Furthermore, the court reasoning in González is contrary to the recent doctrine of the Supreme Court of Puerto Rico established in Valle vs. American International Insurance Co., 108 D.P.R. 692, 695 (1979) which states that nowadays in Puerto Rico the law in the field of damages is governed both in form and in content by the civil law system. The Supreme Court of Puerto Rico has reiterated this position and has held that the sources of Commonwealth law are not common law precedents, but rather the commentators and analogies in other civil law countries.
We also disagree with Soto because it did not make a distinction between extinctive and acquisitive prescription. It applied Section 5267 to an extinctive prescription case. Such an application is contrary to the nature of the two prescriptions and to the precedent established by the Puerto Rico Supreme Court.
The final issue to be decided by this Court is whether plaintiffs’ action in this Court was timely filed even though the filing of the action at the local court interrupted the running of the statute of limitations. According to Feliciano v. A.S.A., 93 P.R.R. at 643-4 and Durán Cepeda v. Morales Lebrón, 112 D.P.R. at 626 when the statute of limitations is interrupted by a prior judicial action, a new period of prescription begins to run when the prior judicial action ceases.
In the case at bar, plaintiffs filed their complaint herein the same day they asked for voluntary dismissal of their complaint in the local court. Therefore, their complaint was timely filed.

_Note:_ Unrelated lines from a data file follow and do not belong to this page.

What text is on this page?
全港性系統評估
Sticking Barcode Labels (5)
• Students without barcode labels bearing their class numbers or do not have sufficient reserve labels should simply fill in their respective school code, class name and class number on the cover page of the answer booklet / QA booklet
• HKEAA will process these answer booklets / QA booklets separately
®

WHEREFORE, in light of the applicable law and jurisprudence, defendants’ motion to dismiss is denied.
IT IS SO ORDERED.
. Section 1847 is now Art. 1846 of Puerto Rico Civil Code of 1930, 31 L.P.R.A. § 5267.
. Section 1874 is now Art. 1873 of Puerto Rico Civil Code of 1930, 31 L.P.R.A. § 5303.
. The Court in De Jesús, 37 P.R.R. at 146, stated: "we have to came to the conclusion that the action in this case is not barred, for the prescription which began to run in 1891 had been interrupted in 1921, notwithstanding the doc
. According to other Spanish legal writers such as Scaevola, Código Civil, Madrid, Ed.Reus, 1965, T. XXXII, Vol 2, pp. 989-990 and L. Diez Picaso, La Prescripción en el Código Civil, Barcelona, Ed. Bosch, 1964, pp. 125, the filing of a prior action that is voluntarily dismissed by a plaintiff does not interrupt the running of the statute of limitations in cases of extinctive prescription. We, however, feel compelled to follow the Supreme Court of Puerto Rico in De Jesús, supra.
. We do not decide whether the statute of limitations starts to run the day plaintiffs asked for the dismissal or when the Superior Court granted it. It is irrelevant to the case at bar.